In July 1972 - exactly three years before Duraiappah was assassinated - a youth by the name of Sivakumar of Urumpirai placed a bomb under the wheel of Duraiappah’s car – a Truimph Herald - parked outside a concert hall in Jaffna town. The bomb was a crude device - a combination of arsenic sulfide and potassium chlorate wrapped in Betel Leaf to be set off with a Match stick. The resulting explosion set fire to the car and caused serious damage. Sunderalingam later ordered the Chunnakam Police to arrest Sivakumar who subsequently confessed to committing the offence.
Duraiappah’s funeral was one of the biggest gatherings in Jaffna. He was a benevolent and popular mayor. His tenure saw Jaffna endowed with government funds. Roads were paved, stadiums built and youth found employment. His term of office also saw the general prosperity of Jaffna farmers as the prices of onions, chilies and other local produce sky rocketed due to the SLFP regime’s closed economic policy that prevented the import of these items.
It later turned out that the gang involved in the assassination were among the crowd at the funeral.
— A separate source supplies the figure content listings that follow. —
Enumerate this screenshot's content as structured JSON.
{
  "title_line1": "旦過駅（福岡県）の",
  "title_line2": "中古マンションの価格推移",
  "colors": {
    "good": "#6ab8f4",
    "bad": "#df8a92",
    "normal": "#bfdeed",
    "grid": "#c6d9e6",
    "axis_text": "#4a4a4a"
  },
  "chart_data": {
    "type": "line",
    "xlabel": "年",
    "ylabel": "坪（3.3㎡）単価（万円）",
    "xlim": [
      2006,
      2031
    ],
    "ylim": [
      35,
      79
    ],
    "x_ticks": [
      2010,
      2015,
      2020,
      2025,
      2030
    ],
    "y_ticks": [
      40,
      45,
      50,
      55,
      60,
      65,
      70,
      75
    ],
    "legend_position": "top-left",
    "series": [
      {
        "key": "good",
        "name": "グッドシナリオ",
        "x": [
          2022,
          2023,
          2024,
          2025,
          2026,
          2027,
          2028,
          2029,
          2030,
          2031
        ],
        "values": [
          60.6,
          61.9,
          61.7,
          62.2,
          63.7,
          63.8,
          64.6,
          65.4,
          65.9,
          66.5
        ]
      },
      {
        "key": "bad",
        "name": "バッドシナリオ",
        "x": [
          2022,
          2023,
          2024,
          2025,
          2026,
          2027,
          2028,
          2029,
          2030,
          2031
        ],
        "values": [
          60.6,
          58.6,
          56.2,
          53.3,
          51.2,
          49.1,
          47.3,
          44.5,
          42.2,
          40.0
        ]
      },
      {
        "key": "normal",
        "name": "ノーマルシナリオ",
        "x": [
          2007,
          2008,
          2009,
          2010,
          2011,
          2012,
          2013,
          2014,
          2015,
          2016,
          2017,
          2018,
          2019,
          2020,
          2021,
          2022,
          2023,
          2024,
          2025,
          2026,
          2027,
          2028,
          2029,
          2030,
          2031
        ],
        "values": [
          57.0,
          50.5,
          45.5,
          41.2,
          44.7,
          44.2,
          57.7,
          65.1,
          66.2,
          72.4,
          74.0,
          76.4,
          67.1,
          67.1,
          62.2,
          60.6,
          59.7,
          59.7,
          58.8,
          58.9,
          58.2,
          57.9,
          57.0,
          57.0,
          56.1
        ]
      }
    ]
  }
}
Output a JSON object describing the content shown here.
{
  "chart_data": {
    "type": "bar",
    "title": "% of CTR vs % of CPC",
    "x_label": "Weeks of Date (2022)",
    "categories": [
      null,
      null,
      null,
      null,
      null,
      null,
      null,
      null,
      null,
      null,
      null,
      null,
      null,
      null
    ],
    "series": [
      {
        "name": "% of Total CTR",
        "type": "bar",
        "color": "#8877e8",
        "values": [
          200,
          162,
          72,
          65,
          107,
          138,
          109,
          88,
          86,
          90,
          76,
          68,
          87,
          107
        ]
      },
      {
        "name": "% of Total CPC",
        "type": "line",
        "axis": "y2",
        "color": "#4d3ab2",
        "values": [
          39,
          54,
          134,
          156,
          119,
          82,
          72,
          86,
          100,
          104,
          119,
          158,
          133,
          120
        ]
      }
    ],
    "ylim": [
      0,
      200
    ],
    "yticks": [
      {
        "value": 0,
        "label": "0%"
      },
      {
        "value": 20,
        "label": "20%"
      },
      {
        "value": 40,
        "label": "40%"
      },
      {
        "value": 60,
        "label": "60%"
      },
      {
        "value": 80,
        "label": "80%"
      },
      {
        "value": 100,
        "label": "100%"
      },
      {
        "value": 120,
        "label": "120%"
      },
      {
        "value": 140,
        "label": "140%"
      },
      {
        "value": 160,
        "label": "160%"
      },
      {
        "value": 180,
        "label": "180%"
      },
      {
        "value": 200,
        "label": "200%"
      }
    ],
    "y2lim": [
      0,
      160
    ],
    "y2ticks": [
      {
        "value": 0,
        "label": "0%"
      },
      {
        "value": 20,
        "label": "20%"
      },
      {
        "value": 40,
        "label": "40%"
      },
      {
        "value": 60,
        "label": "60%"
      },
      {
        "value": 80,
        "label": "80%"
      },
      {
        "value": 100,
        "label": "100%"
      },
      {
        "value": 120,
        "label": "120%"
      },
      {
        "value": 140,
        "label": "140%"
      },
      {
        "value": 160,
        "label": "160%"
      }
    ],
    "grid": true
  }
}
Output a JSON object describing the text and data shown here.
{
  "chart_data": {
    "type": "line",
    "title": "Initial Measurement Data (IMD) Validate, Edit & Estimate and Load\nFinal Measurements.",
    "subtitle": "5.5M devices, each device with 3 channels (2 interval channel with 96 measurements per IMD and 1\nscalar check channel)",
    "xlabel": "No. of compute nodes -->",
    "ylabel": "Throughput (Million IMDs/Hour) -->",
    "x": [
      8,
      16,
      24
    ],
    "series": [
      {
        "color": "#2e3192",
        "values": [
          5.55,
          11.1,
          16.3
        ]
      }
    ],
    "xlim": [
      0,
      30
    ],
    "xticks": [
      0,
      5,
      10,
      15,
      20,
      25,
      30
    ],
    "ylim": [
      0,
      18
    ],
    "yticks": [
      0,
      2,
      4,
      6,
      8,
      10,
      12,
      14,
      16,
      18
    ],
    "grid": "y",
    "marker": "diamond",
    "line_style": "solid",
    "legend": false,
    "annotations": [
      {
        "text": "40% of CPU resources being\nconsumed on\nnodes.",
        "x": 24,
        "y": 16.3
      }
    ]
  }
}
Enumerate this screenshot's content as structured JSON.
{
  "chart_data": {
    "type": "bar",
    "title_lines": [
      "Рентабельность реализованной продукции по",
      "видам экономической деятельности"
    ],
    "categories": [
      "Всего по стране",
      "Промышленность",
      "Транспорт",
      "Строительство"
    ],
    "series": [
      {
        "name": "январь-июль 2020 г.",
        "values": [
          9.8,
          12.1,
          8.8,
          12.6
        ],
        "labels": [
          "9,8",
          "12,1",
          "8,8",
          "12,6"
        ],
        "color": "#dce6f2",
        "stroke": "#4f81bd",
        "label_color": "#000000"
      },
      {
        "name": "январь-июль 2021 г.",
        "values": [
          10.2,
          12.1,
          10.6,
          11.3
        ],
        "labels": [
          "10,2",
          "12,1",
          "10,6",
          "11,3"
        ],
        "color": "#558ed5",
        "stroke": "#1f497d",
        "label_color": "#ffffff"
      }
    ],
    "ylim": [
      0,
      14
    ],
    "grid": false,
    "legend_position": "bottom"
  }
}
The entire Cabinet, Prime Minister Bandaranaike and Ministers Maithripala Senanayake, Felix Dias Bandaranaike, T.B. Ilangaratne and P.B.G. Kalugalle were among the mourners. It was virtually a State funeral at the Jaffna Town Hall. Federal Party MPs however told Sunderalingam that they were scared to attend the funeral. Only one Parliamentarian C.X. Martin attended the event accompanied by SSP Sunderalingam.
During the funeral Sunderalingam explained to the Prime Minister that it was not Kumarasuriar who was behind the killing but a Tamil militant gang. (The JVP insurgency of 1971 and the detention of Rohana Wijeweera in the Jaffna Prison left a big impression on young Tamils. Their popular slogan in 1971 was "If Sinhala youth can revolt against their own government what are we doing?")
The conspirators behind Duraiappah’s murder however spread scandals about the late mayor, calling him a Tamil traitor to convince the Jaffna public that he deserved the death penalty. This is the same LTTE strategy that continues to this day in the North and among the Tamil Diaspora. The JVP-led ‘Patriotic People’s Movement’ used the very same tactics during the second Southern insurgency (1988-89) to justify the murder of political opponents and innocent civilians who disobeyed orders.
But no one can beat the Tigers in this game.